Indie Video Games Push Boundaries of Gaming World
John Lindvay fills you in on a side of game development you may not realize exists.
There is a whole side of video games of which many are totally unaware. It is leaner, meaner, and more daring. It takes all the risks, pushes boundaries, and challenges traditions. This progressive side of video gaming falls onto the shoulders of independent video games. And just like independent board games, movies, and music, indie games explore the boundaries of their medium.
This past year we have seen the elevation of games to a serious platform for interactivity and storytelling, and indie games are leading this charge. "I think video games hold so much potential for creative expression, but it's a very young medium, and people are still trying to figure out the best ways to do it," writes Terence Lee in an email interview. Terence is one-fourth of Hitbox Team, an indie game developer that released its first title, "Dustforce," last year.
"Dustforce" focuses on player mastery, as players engage in the timeless conflict as acrobatic janitors versus – you guessed it – dust. "Dustforce" enters into the pantheon of excellent platformers—think of the original "Mario," amped up on Red Bull – or if you are a bit more hip: "Super Meat Boy." The only thing that prohibits players from attaining the coveted "S" Rank – or in laymen's: a perfect run – is their own mastery of controls. The most incredible part to some is that a game with this much polish was created by four friends at the age of 23.
Everyone has heard of gigantic industry titles, like "Halo," "Call of Duty," and "Grand Theft Auto." Those games are made by massive development teams and follow the boom-or-bust model of Hollywood – their games need to be blockbuster successes in order for the studios to continue existing. This creates a problem. "[The] majority of games have been so heavily commercialized at such an early stage in their development, so designers are often forced to think about design in terms of profitability," Terence describes. "They focus on mass appeal, addicting design, and shallow themes."
While this choice to focus on mass appeal isn't inherently bad, it forces larger developers to take fewer risks and innovate at a slower rate.
Indie games, like "Dustforce," are currently thriving because they help resolve the stagnation of the gaming market. "Since indie game developers are, in general, willing to take more risks than AAA developers, we'll likely see most of the exploration with them," Terence explains. So while AAA developers – the biggest, most funded design houses – fall short of innovation, indie games toy with concepts and mechanics that don't necessarily appeal to everyone but offer an experience that is craved by some.

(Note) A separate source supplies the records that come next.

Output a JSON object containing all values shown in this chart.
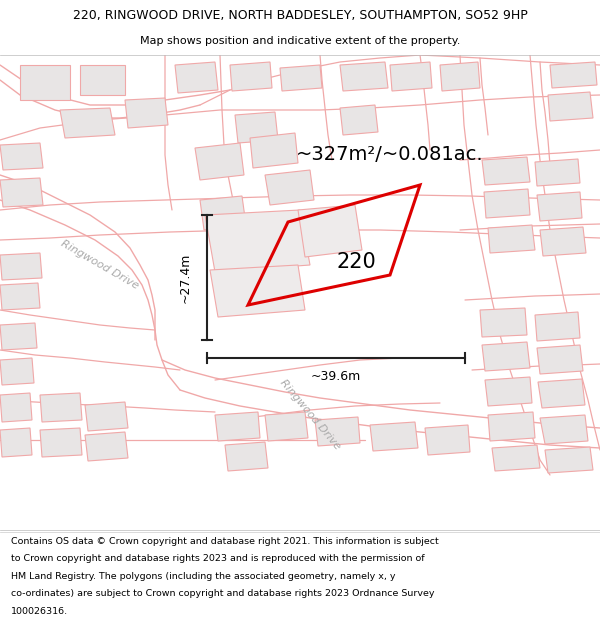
{
  "title_line1": "220, RINGWOOD DRIVE, NORTH BADDESLEY, SOUTHAMPTON, SO52 9HP",
  "title_line2": "Map shows position and indicative extent of the property.",
  "area_text": "~327m²/~0.081ac.",
  "label_220": "220",
  "dim_vertical": "~27.4m",
  "dim_horizontal": "~39.6m",
  "road_label1": "Ringwood Drive",
  "road_label2": "Ringwood Drive",
  "footer_lines": [
    "Contains OS data © Crown copyright and database right 2021. This information is subject",
    "to Crown copyright and database rights 2023 and is reproduced with the permission of",
    "HM Land Registry. The polygons (including the associated geometry, namely x, y",
    "co-ordinates) are subject to Crown copyright and database rights 2023 Ordnance Survey",
    "100026316."
  ],
  "map_bg": "#f7f5f5",
  "block_fill": "#e8e5e5",
  "block_edge": "#f0a8a8",
  "road_line": "#f0a8a8",
  "property_color": "#dd0000",
  "dim_color": "#222222",
  "title_bg": "#ffffff",
  "footer_bg": "#ffffff",
  "road_text_color": "#aaaaaa",
  "title_fontsize": 9,
  "subtitle_fontsize": 8,
  "area_fontsize": 14,
  "label_fontsize": 15,
  "dim_fontsize": 9,
  "road_fontsize": 8,
  "footer_fontsize": 6.8
}
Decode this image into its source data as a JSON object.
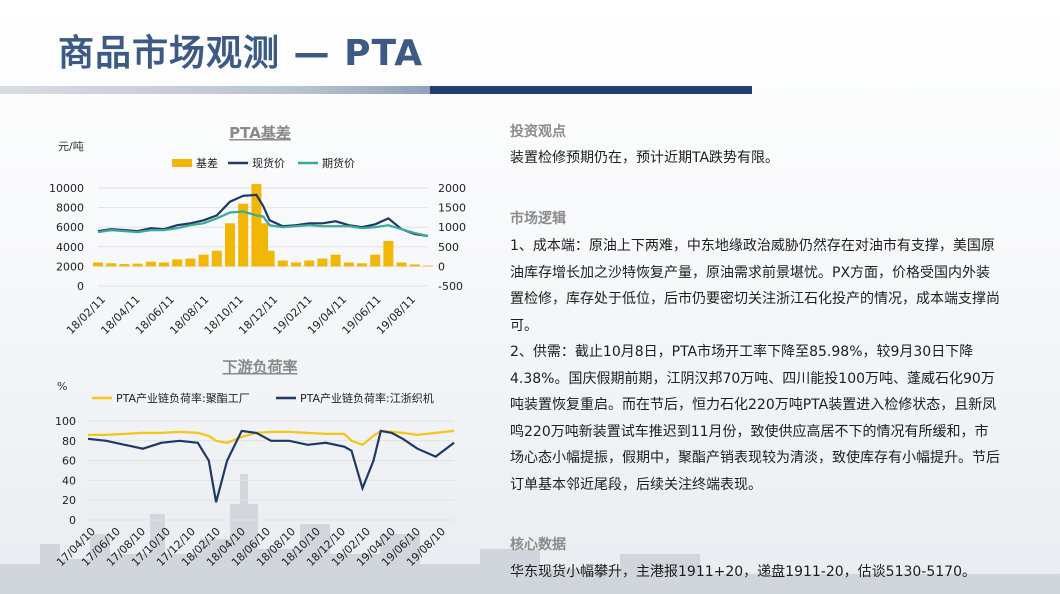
{
  "page": {
    "title": "商品市场观测 — PTA"
  },
  "colors": {
    "basis": "#f2b705",
    "spot": "#1f3864",
    "futures": "#3aa89b",
    "load_poly": "#f5c518",
    "load_weave": "#1f3864",
    "title": "#3c5a84"
  },
  "chart_data": [
    {
      "type": "line",
      "title": "PTA基差",
      "ylabel_left": "元/吨",
      "ylim_left": [
        0,
        10000
      ],
      "yticks_left": [
        "10000",
        "8000",
        "6000",
        "4000",
        "2000",
        "0"
      ],
      "ylim_right": [
        -500,
        2000
      ],
      "yticks_right": [
        "2000",
        "1500",
        "1000",
        "500",
        "0",
        "-500"
      ],
      "xticks": [
        "18/02/11",
        "18/04/11",
        "18/06/11",
        "18/08/11",
        "18/10/11",
        "18/12/11",
        "19/02/11",
        "19/04/11",
        "19/06/11",
        "19/08/11"
      ],
      "legend": [
        "基差",
        "现货价",
        "期货价"
      ],
      "x": [
        0,
        0.04,
        0.08,
        0.12,
        0.16,
        0.2,
        0.24,
        0.28,
        0.32,
        0.36,
        0.4,
        0.44,
        0.48,
        0.5,
        0.52,
        0.56,
        0.6,
        0.64,
        0.68,
        0.72,
        0.76,
        0.8,
        0.84,
        0.88,
        0.92,
        0.96,
        1
      ],
      "series": [
        {
          "name": "现货价",
          "axis": "left",
          "values": [
            5600,
            5800,
            5700,
            5600,
            5900,
            5800,
            6200,
            6400,
            6700,
            7200,
            8600,
            9200,
            9300,
            8200,
            6700,
            6100,
            6200,
            6400,
            6400,
            6600,
            6200,
            6000,
            6300,
            6900,
            5800,
            5300,
            5100
          ]
        },
        {
          "name": "期货价",
          "axis": "left",
          "values": [
            5500,
            5700,
            5600,
            5500,
            5700,
            5700,
            5900,
            6200,
            6400,
            6900,
            7500,
            7600,
            7200,
            7100,
            6200,
            6000,
            6100,
            6200,
            6100,
            6100,
            6100,
            5900,
            6000,
            6200,
            5800,
            5400,
            5100
          ]
        },
        {
          "name": "基差",
          "axis": "right",
          "type": "bar",
          "values": [
            100,
            80,
            60,
            70,
            120,
            100,
            180,
            200,
            300,
            400,
            1100,
            1600,
            2100,
            1100,
            400,
            150,
            100,
            150,
            200,
            300,
            100,
            80,
            300,
            650,
            100,
            50,
            20
          ]
        }
      ]
    },
    {
      "type": "line",
      "title": "下游负荷率",
      "ylabel_left": "%",
      "ylim": [
        0,
        100
      ],
      "yticks": [
        "100",
        "80",
        "60",
        "40",
        "20",
        "0"
      ],
      "xticks": [
        "17/04/10",
        "17/06/10",
        "17/08/10",
        "17/10/10",
        "17/12/10",
        "18/02/10",
        "18/04/10",
        "18/06/10",
        "18/08/10",
        "18/10/10",
        "18/12/10",
        "19/02/10",
        "19/04/10",
        "19/06/10",
        "19/08/10"
      ],
      "legend": [
        "PTA产业链负荷率:聚酯工厂",
        "PTA产业链负荷率:江浙织机"
      ],
      "x": [
        0,
        0.05,
        0.1,
        0.15,
        0.2,
        0.25,
        0.3,
        0.33,
        0.35,
        0.38,
        0.42,
        0.46,
        0.5,
        0.55,
        0.6,
        0.65,
        0.7,
        0.72,
        0.75,
        0.78,
        0.8,
        0.83,
        0.86,
        0.9,
        0.95,
        1
      ],
      "series": [
        {
          "name": "PTA产业链负荷率:聚酯工厂",
          "values": [
            86,
            86,
            87,
            88,
            88,
            89,
            88,
            85,
            80,
            78,
            84,
            88,
            89,
            89,
            88,
            87,
            87,
            80,
            76,
            85,
            90,
            89,
            88,
            86,
            88,
            90
          ]
        },
        {
          "name": "PTA产业链负荷率:江浙织机",
          "values": [
            82,
            80,
            76,
            72,
            78,
            80,
            78,
            60,
            18,
            60,
            90,
            88,
            80,
            80,
            76,
            78,
            74,
            70,
            32,
            60,
            90,
            88,
            82,
            72,
            64,
            78
          ]
        }
      ]
    }
  ],
  "sections": {
    "view_heading": "投资观点",
    "view_text": "装置检修预期仍在，预计近期TA跌势有限。",
    "logic_heading": "市场逻辑",
    "logic_p1": "1、成本端：原油上下两难，中东地缘政治威胁仍然存在对油市有支撑，美国原油库存增长加之沙特恢复产量，原油需求前景堪忧。PX方面，价格受国内外装置检修，库存处于低位，后市仍要密切关注浙江石化投产的情况，成本端支撑尚可。",
    "logic_p2": "2、供需：截止10月8日，PTA市场开工率下降至85.98%，较9月30日下降4.38%。国庆假期前期，江阴汉邦70万吨、四川能投100万吨、蓬威石化90万吨装置恢复重启。而在节后，恒力石化220万吨PTA装置进入检修状态，且新凤鸣220万吨新装置试车推迟到11月份，致使供应高居不下的情况有所缓和，市场心态小幅提振，假期中，聚酯产销表现较为清淡，致使库存有小幅提升。节后订单基本邻近尾段，后续关注终端表现。",
    "core_heading": "核心数据",
    "core_text": "华东现货小幅攀升，主港报1911+20，递盘1911-20，估谈5130-5170。"
  }
}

Maarten Brouwer shares some of Terence's ideas. "I think it's also about game ecology," writes the indie developer who partnered with Daniel Ernst to form indie developer Serious Brew in an email interview. "Earlier there were a lot of middle-sized game companies that dared to experiment and offer new experiences. But now they're mostly either gone or eaten by the big conservative ones, leaving a niche that indies have filled."
The duo released their first title, "Cargo Commander," last year, a game about a lonely blue-collar worker whose job is to collect cargo from abandoned shipping containers in the darkness of outer space. As players work through the game, they can see the developer's thumbprint. Maarten and Daniel take the core concept – a blue-collar man's day job in outer space – and experiment to find out how far it can go. It feels like the 'real science' behind game mechanic development.
Maarten agrees and says he views indie games, "as little laboratories that brew strange potions, mixtures of tastes that you wouldn't expect together and forgotten flavors that trigger lost memories or elicit surprisingly deep emotions." He goes on to clarify that, "Of course, quite some indie games are made for other reasons, and AAA games sometimes create really new experiences that indies never could with their budget, but this feeling of being on the experimental edge is what I love of indie development."
Indie games are becoming more popular because of their accessibility. "It's also easier to sell a game, since you got more places to sell your game," Daniel explains. "You got Android, IOS, Steam, and many other portals to sell your game on. And it does not really matter if you are an experienced game designer or a hobbyist for some of those portals. If you have an interesting idea or a well-marketed idea, you can sell your game."
This is not only great for the developers, but for us gamers. We have this huge selection of games to browse through and find custom experiences that were never before available.
And finally the most impressive thing about indie games: they can be developed anywhere in the world. Serious Brew is located in the Netherlands and Hitbox Team is in Australia. There could be a small group of friends in some apartment, basement, or office here in Erie, Pa. that is helping to create the new world of gaming.